Rapidly, sensitively and reliably monitoring trace organochlorine pesticides with a self-supported fluorine-functionalized covalent organic framework membrane in water

Abstract

Rapid, sensitive, and reliable analysis of trace organic pollutants such as organochlorine pesticides (OCPs) in aqueous matrices is critical for water quality assessment. In this study, a self-supported fluorine-functionalized covalent organic framework membrane (F-COF membrane) was fabricated via bottom-up functionalization modification at room temperature and employed as a solid-phase microextraction (SPME) coating for the enrichment and determination of trace OCPs in water. The as-synthesized F-COF membrane exhibited a large specific surface area (482.58 m² g⁻¹), superhydrophobicity, abundant surface functional groups (e.g., –CN–, –F, and –NH₂), and excellent stability. Under optimized conditions, the F-COF-based SPME coating achieved superior performance in enriching 20 trace OCPs, with enrichment factors (EFs) as high as 2527–6120, along with outstanding reusability (over 180 extraction cycles). These performance metrics outperformed those of most previously reported SPME coating materials. The efficient enrichment mechanism of the F-COF membrane toward trace OCPs was attributed to the synergistic effects of hydrophobic interaction, halogen bonding, π–π stacking, and size-matching effects. Subsequently, the developed F-COF-based direct immersion solid-phase microextraction coupled with gas chromatography-mass spectrometry (F-COF-DI-SPME-GC/MS) method demonstrated good linearity over the concentration range of 0.1–5000 ng L⁻¹, ultra-low limits of detection (LODs, 0.001–0.065 ng L⁻¹), and high precision, making it suitable for the determination of trace OCPs in water samples.
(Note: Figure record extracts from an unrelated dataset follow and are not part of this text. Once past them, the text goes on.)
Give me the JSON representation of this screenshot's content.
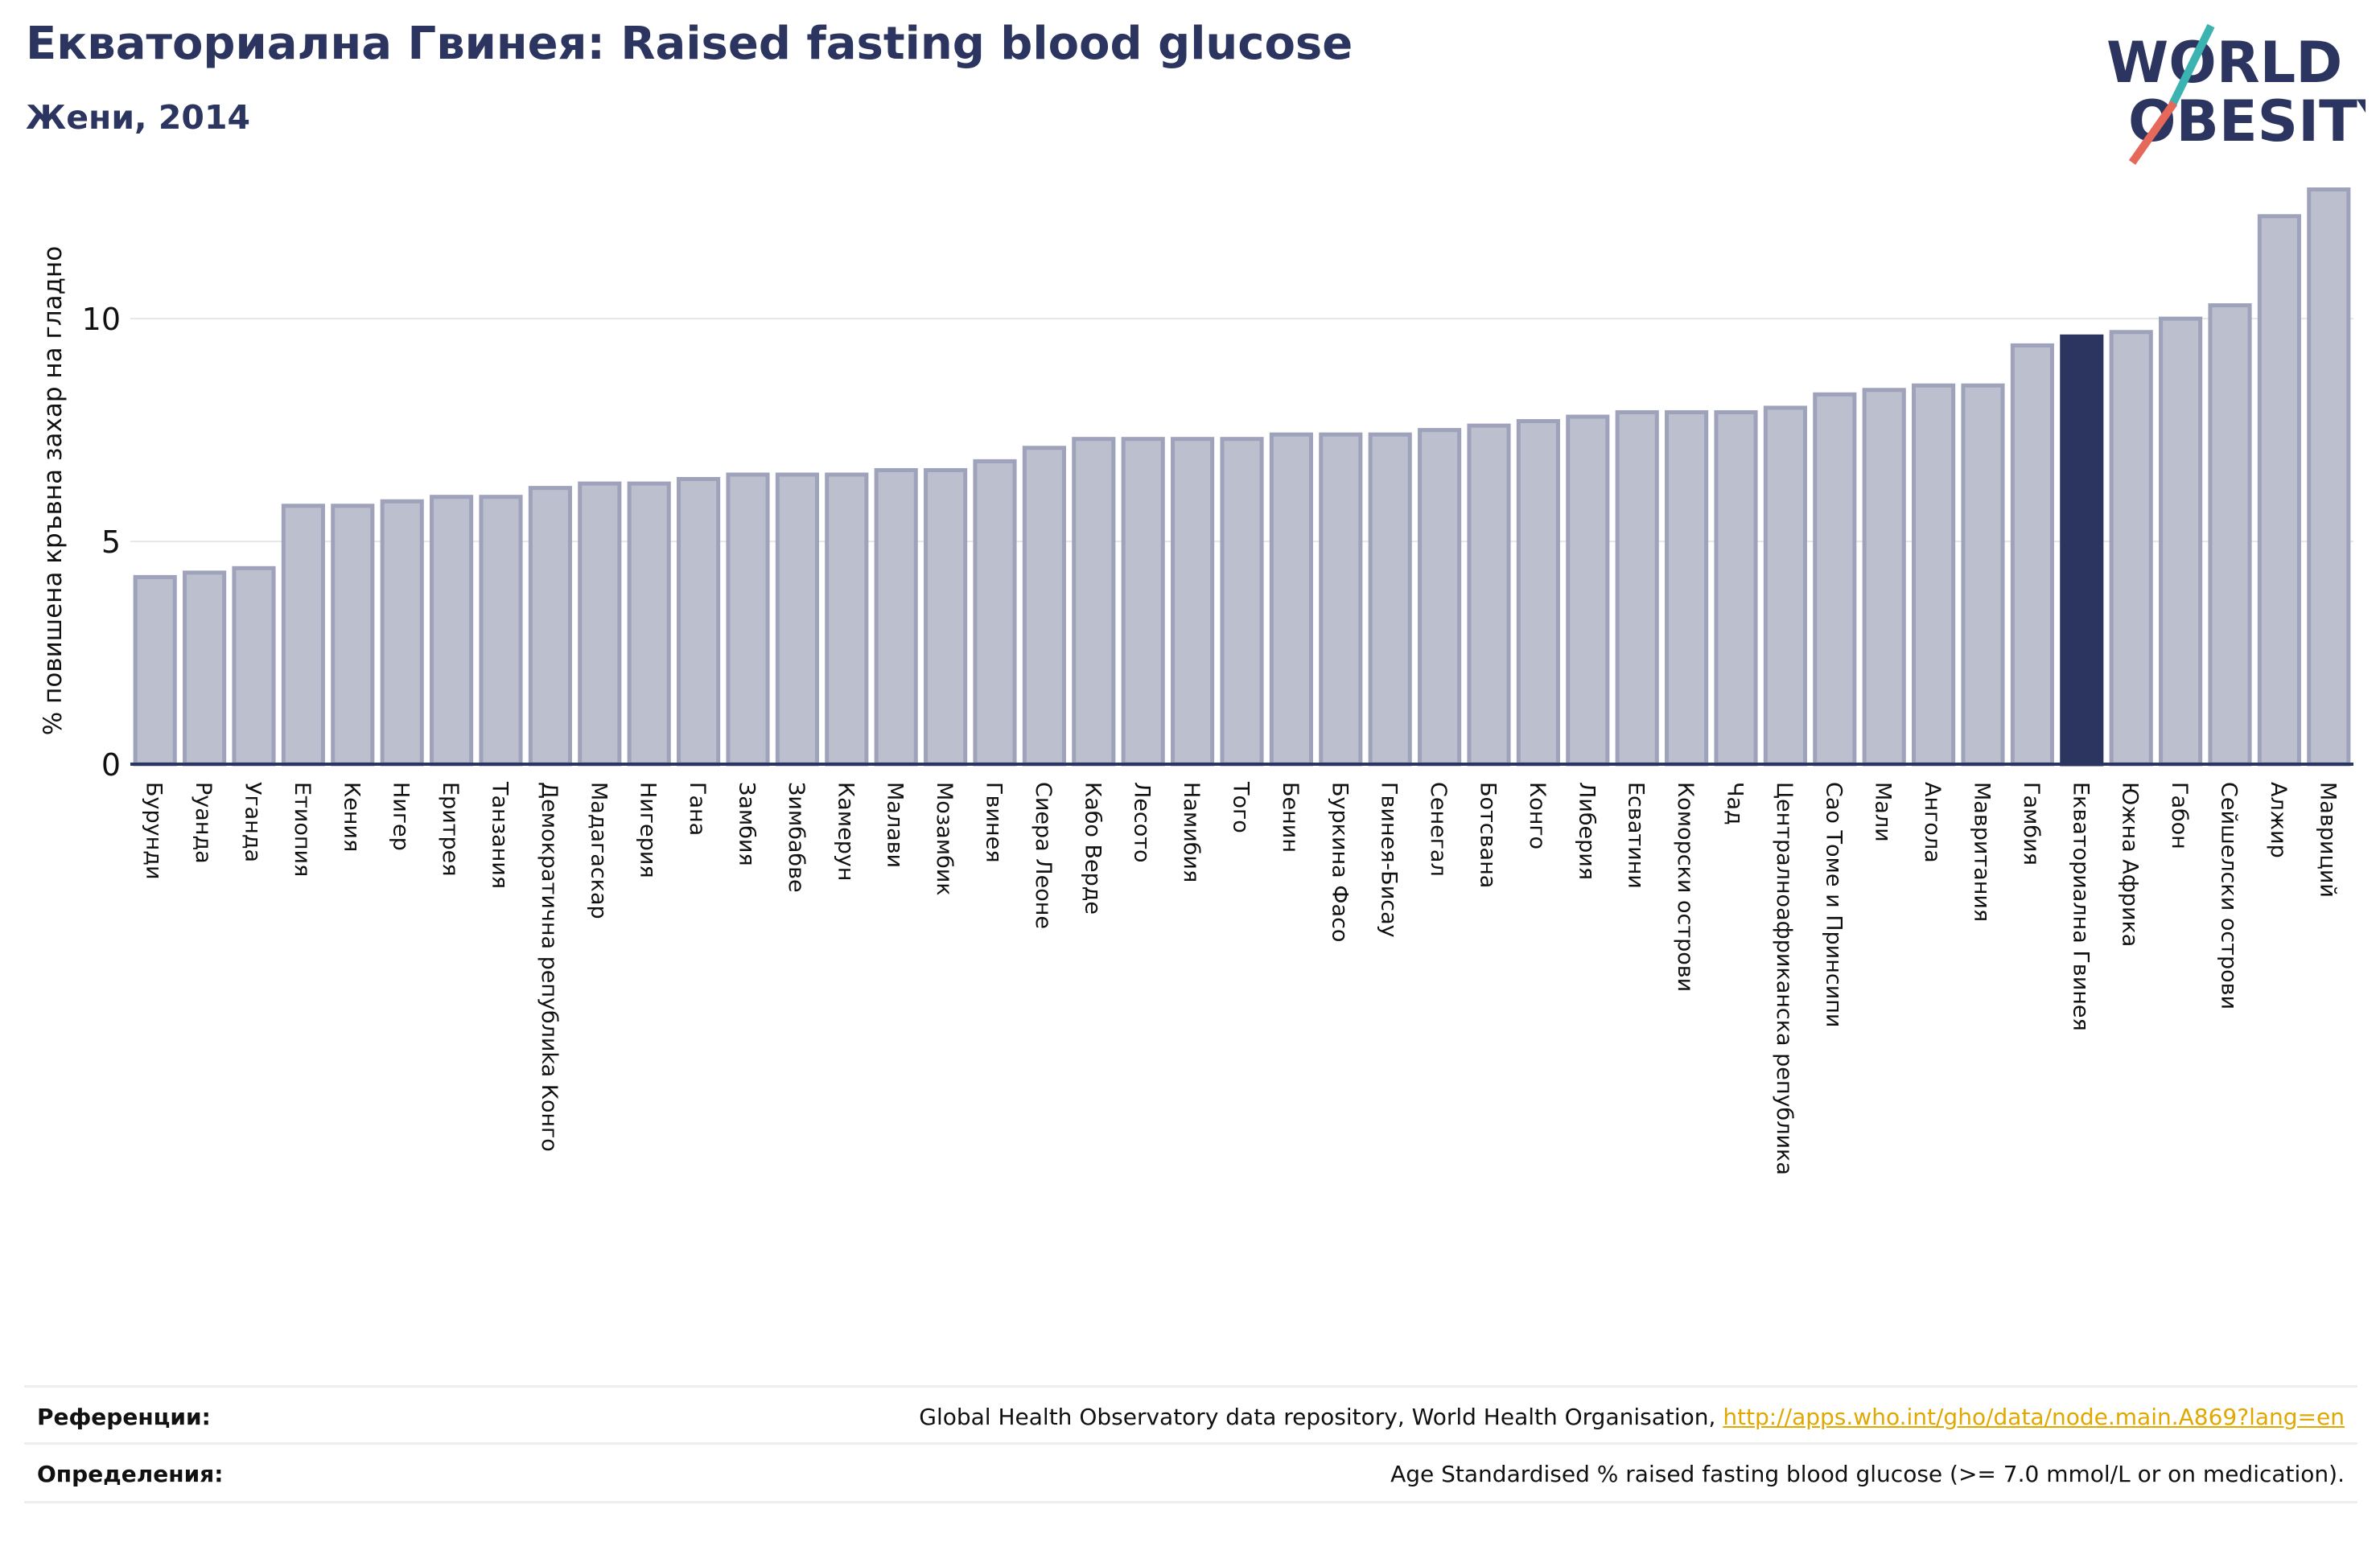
{
  "header": {
    "title": "Екваториална Гвинея: Raised fasting blood glucose",
    "subtitle": "Жени, 2014"
  },
  "logo": {
    "line1": "WORLD",
    "line2": "OBESITY"
  },
  "colors": {
    "bar": "#bcbfcd",
    "bar_border": "#9ea2ba",
    "highlight": "#2b3560",
    "grid": "#e6e6e6",
    "axis": "#2b3560"
  },
  "chart_data": {
    "type": "bar",
    "ylabel": "% повишена кръвна захар на гладно",
    "ylim": [
      0,
      13
    ],
    "yticks": [
      0,
      5,
      10
    ],
    "highlight": "Екваториална Гвинея",
    "categories": [
      "Бурунди",
      "Руанда",
      "Уганда",
      "Етиопия",
      "Кения",
      "Нигер",
      "Еритрея",
      "Танзания",
      "Демократична републиka Конго",
      "Мадагаскар",
      "Нигерия",
      "Гана",
      "Замбия",
      "Зимбабве",
      "Камерун",
      "Малави",
      "Мозамбик",
      "Гвинея",
      "Сиера Леоне",
      "Кабо Верде",
      "Лесото",
      "Намибия",
      "Того",
      "Бенин",
      "Буркина Фасо",
      "Гвинея-Бисау",
      "Сенегал",
      "Ботсвана",
      "Конго",
      "Либерия",
      "Есватини",
      "Коморски острови",
      "Чад",
      "Централноафриканска република",
      "Сао Томе и Принсипи",
      "Мали",
      "Ангола",
      "Мавритания",
      "Гамбия",
      "Екваториална Гвинея",
      "Южна Африка",
      "Габон",
      "Сейшелски острови",
      "Алжир",
      "Мавриций"
    ],
    "values": [
      4.2,
      4.3,
      4.4,
      5.8,
      5.8,
      5.9,
      6.0,
      6.0,
      6.2,
      6.3,
      6.3,
      6.4,
      6.5,
      6.5,
      6.5,
      6.6,
      6.6,
      6.8,
      7.1,
      7.3,
      7.3,
      7.3,
      7.3,
      7.4,
      7.4,
      7.4,
      7.5,
      7.6,
      7.7,
      7.8,
      7.9,
      7.9,
      7.9,
      8.0,
      8.3,
      8.4,
      8.5,
      8.5,
      9.4,
      9.6,
      9.7,
      10.0,
      10.3,
      12.3,
      12.9
    ]
  },
  "footer": {
    "refs_label": "Референции:",
    "refs_text": "Global Health Observatory data repository, World Health Organisation, ",
    "refs_link": "http://apps.who.int/gho/data/node.main.A869?lang=en",
    "defs_label": "Определения:",
    "defs_text": "Age Standardised % raised fasting blood glucose (>= 7.0 mmol/L or on medication)."
  }
}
Furthermore, the application of this method to the analysis of real water samples (lake water, river water, and seawater) revealed excellent matrix interference resistance. Satisfactory recoveries were obtained in the range of 86.15–111.14% with relative standard deviations (RSDs) <9.60%, indicating that the proposed F-COF-DI-SPME-GC/MS method is well-suited for the accurate monitoring of OCPs in various real aqueous matrices.